The most unique experience within exploring the drinking culture I found, aside from what’s to be revealed in our radio documentary, was the notion of “Malt Extract,” or what I’ve come to call Icelandic near beer. During the prohibition era in the United States, there was beer brewed at a very, very low alcohol percentage called near beer. Being that the prohibition of alcohol in Iceland lasted even longer (until 1989), their alternative was malt extract: A super sweet malt beverage that basically tasted like a thin beer milk shake; just picture beer without alcohol or hops. Being that hops can’t grow in Iceland’s climate, the Icelanders would use the resources they had to make the closest thing to beer that they could and they still produce it today.


And while it’s a month later, we all still have specific musical moments that resonate with us more so than any other performance we saw. For me, it’s the U.K. crooner Kwes. Seeing him play at The Reykjavík Art Museum was a great beginning to our last night in Reykjavík. The way his song “Igoyh” managed to seamlessly score the dancing green and blue lights through the halls of art was vivid and unforgettable.

Keep in mind though; all of these amazing moments were amidst the motivation of work to be done. It was only on the plane home that I really realized how incredible the experience was that we just had. It all came down like a ton of bricks with Icelandic act Sigur Rós flowing through my headphones.
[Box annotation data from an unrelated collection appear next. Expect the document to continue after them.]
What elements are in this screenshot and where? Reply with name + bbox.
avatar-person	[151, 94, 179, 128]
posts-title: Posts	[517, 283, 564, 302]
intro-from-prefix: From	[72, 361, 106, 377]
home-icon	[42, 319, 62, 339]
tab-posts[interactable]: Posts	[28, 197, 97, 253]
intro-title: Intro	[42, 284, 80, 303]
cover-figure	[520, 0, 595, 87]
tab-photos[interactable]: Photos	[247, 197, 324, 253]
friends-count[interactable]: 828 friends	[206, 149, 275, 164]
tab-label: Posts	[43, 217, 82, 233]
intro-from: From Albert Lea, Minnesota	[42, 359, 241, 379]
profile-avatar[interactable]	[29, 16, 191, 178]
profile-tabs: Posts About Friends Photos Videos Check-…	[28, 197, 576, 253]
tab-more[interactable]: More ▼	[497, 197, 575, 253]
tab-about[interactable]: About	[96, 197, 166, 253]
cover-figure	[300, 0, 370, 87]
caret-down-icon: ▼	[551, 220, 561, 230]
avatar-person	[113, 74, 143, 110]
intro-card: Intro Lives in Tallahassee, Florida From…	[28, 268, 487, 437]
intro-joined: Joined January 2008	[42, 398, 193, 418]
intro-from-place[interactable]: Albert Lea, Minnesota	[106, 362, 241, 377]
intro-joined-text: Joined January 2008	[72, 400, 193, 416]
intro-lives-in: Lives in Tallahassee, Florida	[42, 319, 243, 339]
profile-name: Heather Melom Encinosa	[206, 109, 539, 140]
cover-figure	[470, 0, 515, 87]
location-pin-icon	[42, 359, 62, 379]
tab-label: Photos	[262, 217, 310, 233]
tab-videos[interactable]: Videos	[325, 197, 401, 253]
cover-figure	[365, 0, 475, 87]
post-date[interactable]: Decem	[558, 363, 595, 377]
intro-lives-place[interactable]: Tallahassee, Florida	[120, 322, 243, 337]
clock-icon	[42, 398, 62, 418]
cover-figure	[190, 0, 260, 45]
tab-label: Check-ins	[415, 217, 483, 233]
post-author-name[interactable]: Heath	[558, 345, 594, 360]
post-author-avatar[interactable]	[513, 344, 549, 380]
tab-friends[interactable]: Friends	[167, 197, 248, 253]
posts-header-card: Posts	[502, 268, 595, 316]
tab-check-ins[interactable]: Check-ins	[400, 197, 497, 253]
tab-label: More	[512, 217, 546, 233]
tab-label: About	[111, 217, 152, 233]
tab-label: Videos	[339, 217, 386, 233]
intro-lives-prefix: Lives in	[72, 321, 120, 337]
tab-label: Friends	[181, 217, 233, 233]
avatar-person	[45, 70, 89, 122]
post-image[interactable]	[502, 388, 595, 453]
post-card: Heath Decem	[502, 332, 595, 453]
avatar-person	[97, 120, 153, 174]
What better way could 10 students ask for to begin their lives as audio professionals, music journalists, radio industry gurus and music business workaholics? If there’s anything to be taken away from our experience, it’s that we were students among professionals doing what we loved and have always dreamed of doing. For us, Iceland Airwaves 2012 is the beginning of an amazing adventure known as a career. I think I can speak for all of my classmates when I say, I couldn’t even imagine a better beginning.